![]() |
| Foto : Suasana Pasca kebakaran |
Setelah
kebakaran yang baru-baru ini terjadi di Allu, Kec. Bangkala-Barat, Kab.
Jeneponto yang hanguskan 4 (empat) rumah warga, Kebakaran
di area PLTU Punagaya Desa Punagaya Kecamatan Bangkala Kabupaten Jeneponto yang
dinaungi PT Bosowa terjadi di gedung conveyor batu bara yang berawal dari CR 3.
kini
peristiwa Naas kembali terjadi di Kab. Jeneponto.
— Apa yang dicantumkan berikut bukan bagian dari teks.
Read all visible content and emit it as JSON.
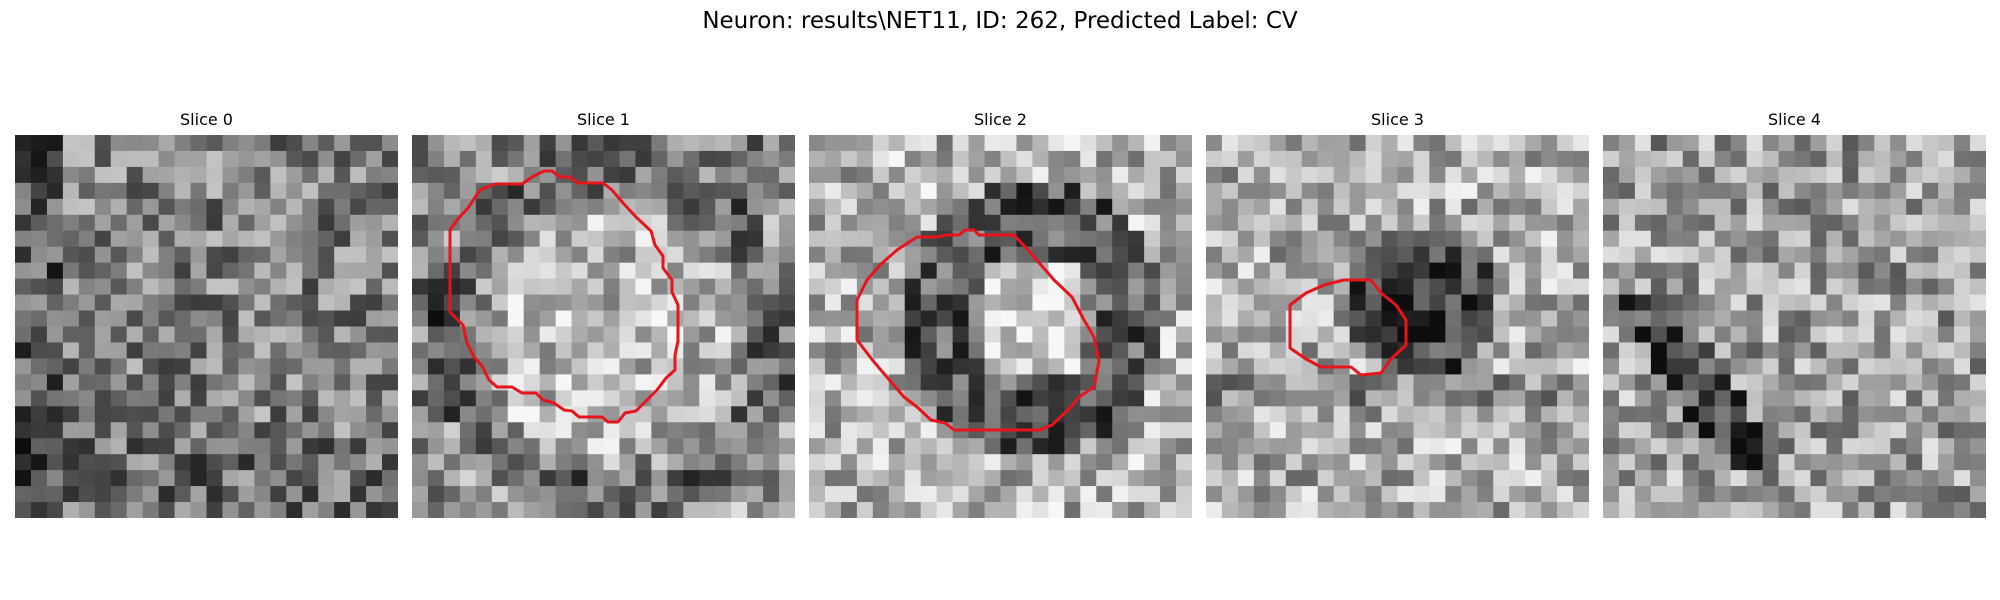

Kali ini Puluhan rumah hangus terbakar di Kampung
Pajalaya, Desa Bungen, Kecamatan Batang, Jeneponto, Jumat (22/9/2017) sekitar
pukul 11.18 wita.
Menurut Bripka Arifuddin (Polsek Batang),
kebakaran ini bermula dari rumah Daeng Bundu (40) warga Pajalaya, Desa Bungen
namun karena Angin yang berhembus kencang akhirnya membuat api cepat membesar
dan merambat ke rumah lain.
“awalnya dari rumah Daeng Bundu kemudia merambat
ke rumah tetangganya, karena anging kencang jadiapinya cepat membesar.”
Pungkasnya.
Menurut salah satu warga desa bungeng berinisial
A, padatnya pemukiman warga didaerah tersebut mengakibatkan rawannya kebakaran
dan membuat api cepat merambat keruma-rumah.
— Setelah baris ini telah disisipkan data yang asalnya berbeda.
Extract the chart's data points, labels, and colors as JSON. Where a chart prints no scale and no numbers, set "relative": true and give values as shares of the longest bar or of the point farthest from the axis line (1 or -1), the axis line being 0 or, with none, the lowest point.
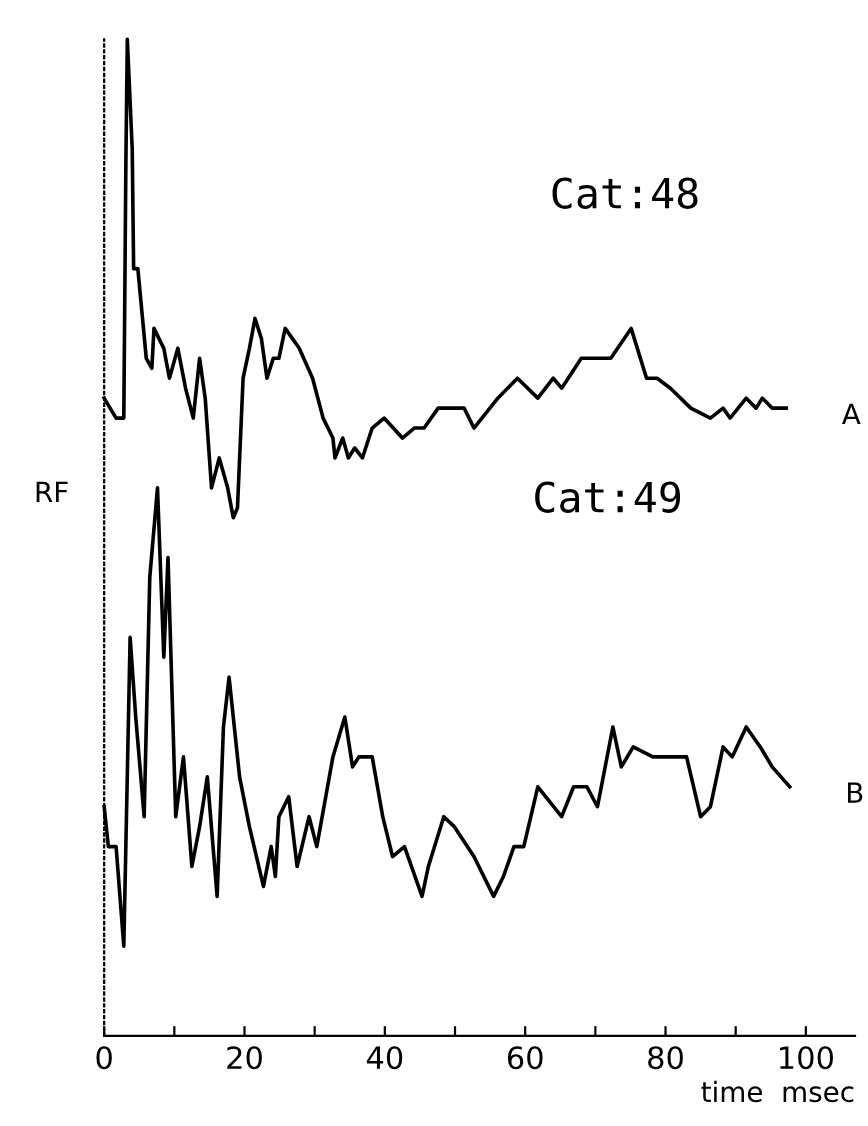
{
  "chart_data": {
    "type": "line",
    "relative": true,
    "ylabel": "RF",
    "xlabel": "time  msec",
    "annotations": [
      "Cat:48",
      "Cat:49"
    ],
    "xlim": [
      0,
      107
    ],
    "xticks": [
      0,
      {
        "value": 10,
        "label": null
      },
      20,
      {
        "value": 30,
        "label": null
      },
      40,
      {
        "value": 50,
        "label": null
      },
      60,
      {
        "value": 70,
        "label": null
      },
      80,
      {
        "value": 90,
        "label": null
      },
      100
    ],
    "legend": false,
    "grid": false,
    "marker": "none",
    "line_style": "solid",
    "series": [
      {
        "name": "A",
        "color": "#000000",
        "x": [
          0,
          1.7,
          2.8,
          3.1,
          3.3,
          4.0,
          4.2,
          4.8,
          6.0,
          6.8,
          7.1,
          8.5,
          9.3,
          10.5,
          11.6,
          12.7,
          13.6,
          14.4,
          15.3,
          16.4,
          17.6,
          18.4,
          19.0,
          19.8,
          20.7,
          21.5,
          22.4,
          23.2,
          24.1,
          24.9,
          25.8,
          27.8,
          29.7,
          31.2,
          32.6,
          32.9,
          34.0,
          34.8,
          35.7,
          36.8,
          38.2,
          39.9,
          42.5,
          44.2,
          45.6,
          47.6,
          51.3,
          52.7,
          56.1,
          58.9,
          61.8,
          64.0,
          65.2,
          68.0,
          72.2,
          75.1,
          77.3,
          78.8,
          80.7,
          83.6,
          86.4,
          88.2,
          89.2,
          91.5,
          92.9,
          93.8,
          95.2,
          96.6,
          97.2
        ],
        "values": [
          0.64,
          0.62,
          0.62,
          0.88,
          1.0,
          0.89,
          0.77,
          0.77,
          0.68,
          0.67,
          0.71,
          0.69,
          0.66,
          0.69,
          0.65,
          0.62,
          0.68,
          0.64,
          0.55,
          0.58,
          0.55,
          0.52,
          0.53,
          0.66,
          0.69,
          0.72,
          0.7,
          0.66,
          0.68,
          0.68,
          0.71,
          0.69,
          0.66,
          0.62,
          0.6,
          0.58,
          0.6,
          0.58,
          0.59,
          0.58,
          0.61,
          0.62,
          0.6,
          0.61,
          0.61,
          0.63,
          0.63,
          0.61,
          0.64,
          0.66,
          0.64,
          0.66,
          0.65,
          0.68,
          0.68,
          0.71,
          0.66,
          0.66,
          0.65,
          0.63,
          0.62,
          0.63,
          0.62,
          0.64,
          0.63,
          0.64,
          0.63,
          0.63,
          0.63
        ]
      },
      {
        "name": "B",
        "color": "#000000",
        "x": [
          0,
          0.6,
          1.7,
          2.8,
          3.7,
          4.5,
          5.7,
          6.5,
          7.6,
          8.5,
          9.1,
          10.2,
          11.3,
          12.5,
          13.6,
          14.7,
          16.1,
          17.0,
          17.8,
          19.3,
          20.7,
          22.7,
          23.8,
          24.4,
          24.9,
          26.3,
          27.5,
          29.2,
          30.3,
          32.6,
          34.3,
          35.4,
          36.3,
          38.2,
          39.7,
          41.1,
          42.8,
          45.3,
          46.2,
          48.4,
          49.9,
          52.7,
          55.5,
          56.9,
          58.4,
          59.8,
          61.8,
          65.2,
          66.9,
          68.8,
          70.3,
          72.5,
          73.7,
          75.4,
          78.2,
          81.6,
          83.0,
          85.0,
          86.4,
          88.2,
          89.5,
          91.5,
          93.5,
          95.2,
          97.7
        ],
        "values": [
          0.23,
          0.19,
          0.19,
          0.09,
          0.4,
          0.32,
          0.22,
          0.46,
          0.55,
          0.38,
          0.48,
          0.22,
          0.28,
          0.17,
          0.21,
          0.26,
          0.14,
          0.31,
          0.36,
          0.26,
          0.21,
          0.15,
          0.19,
          0.16,
          0.22,
          0.24,
          0.17,
          0.22,
          0.19,
          0.28,
          0.32,
          0.27,
          0.28,
          0.28,
          0.22,
          0.18,
          0.19,
          0.14,
          0.17,
          0.22,
          0.21,
          0.18,
          0.14,
          0.16,
          0.19,
          0.19,
          0.25,
          0.22,
          0.25,
          0.25,
          0.23,
          0.31,
          0.27,
          0.29,
          0.28,
          0.28,
          0.28,
          0.22,
          0.23,
          0.29,
          0.28,
          0.31,
          0.29,
          0.27,
          0.25
        ]
      }
    ]
  }
}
“padat ki memang disini rumahnya masyarakat, jadi
berpotensi kebakaran missal, karena cepatki merambat kalo ada satu rumah yang
terbakar.” Ujarnya.
Ia menambahkan,
“kami dari keluarga korban tentunya berharap
adanya uluran tangan dari pemerintah dan masyarakat kepada korban kebakaran.”
Harapnya.
Akibat kebakaran yang diduga karena arus pendek
ini, 23 rumah panggung warga bungeng ludes terbakar dan diperkirakan kerugian
mencapai milyaran rupiah. Api baru bisa dipadamkan setelah mobil
Damkar Jeneponto dan Bantaeng tiba di lokasi kejadian.
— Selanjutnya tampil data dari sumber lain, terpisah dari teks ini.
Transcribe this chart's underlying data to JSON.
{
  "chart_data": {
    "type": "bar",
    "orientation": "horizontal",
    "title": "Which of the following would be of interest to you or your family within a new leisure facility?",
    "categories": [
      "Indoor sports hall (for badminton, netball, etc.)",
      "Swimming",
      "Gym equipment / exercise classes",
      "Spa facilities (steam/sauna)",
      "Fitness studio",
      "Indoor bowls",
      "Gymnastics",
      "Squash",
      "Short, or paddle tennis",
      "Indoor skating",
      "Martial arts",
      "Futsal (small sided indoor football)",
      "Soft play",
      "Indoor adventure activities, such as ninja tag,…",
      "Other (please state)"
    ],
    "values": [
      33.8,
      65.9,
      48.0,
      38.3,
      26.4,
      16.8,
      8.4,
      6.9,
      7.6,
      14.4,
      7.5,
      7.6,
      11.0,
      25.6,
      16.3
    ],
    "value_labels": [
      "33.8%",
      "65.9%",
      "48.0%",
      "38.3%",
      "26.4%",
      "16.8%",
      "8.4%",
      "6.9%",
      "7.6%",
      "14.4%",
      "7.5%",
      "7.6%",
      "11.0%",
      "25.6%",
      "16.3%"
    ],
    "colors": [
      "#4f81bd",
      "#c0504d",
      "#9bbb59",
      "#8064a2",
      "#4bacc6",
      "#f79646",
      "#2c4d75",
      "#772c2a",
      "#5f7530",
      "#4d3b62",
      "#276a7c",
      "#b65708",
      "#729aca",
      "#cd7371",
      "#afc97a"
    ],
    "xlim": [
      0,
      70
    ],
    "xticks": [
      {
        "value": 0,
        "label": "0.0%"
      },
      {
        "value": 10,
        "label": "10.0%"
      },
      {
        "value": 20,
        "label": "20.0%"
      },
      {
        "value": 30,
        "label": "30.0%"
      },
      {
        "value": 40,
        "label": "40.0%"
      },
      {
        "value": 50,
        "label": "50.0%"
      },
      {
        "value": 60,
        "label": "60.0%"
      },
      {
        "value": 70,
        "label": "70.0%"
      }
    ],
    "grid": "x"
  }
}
Nama-nama pemilik rumah yang terbakar antara
lain, Saebo dg Bundu, Sano, Cali, Asis Bella, Ancu, Andi Bintang, Mansur Bella,
Ramli Emba, Sunting, Lahadi Ningra, Badalu, H. Doman, H. Saleh, Ruga, Jufri
Siruwa, Junaeda Tino, Saharuddin situru, Sappara, H. Barani Rewa, Muh. Sa
Ranca, H.Ramasing Tompo, H. Itung, dan Hj. Dahlia dg Bombong.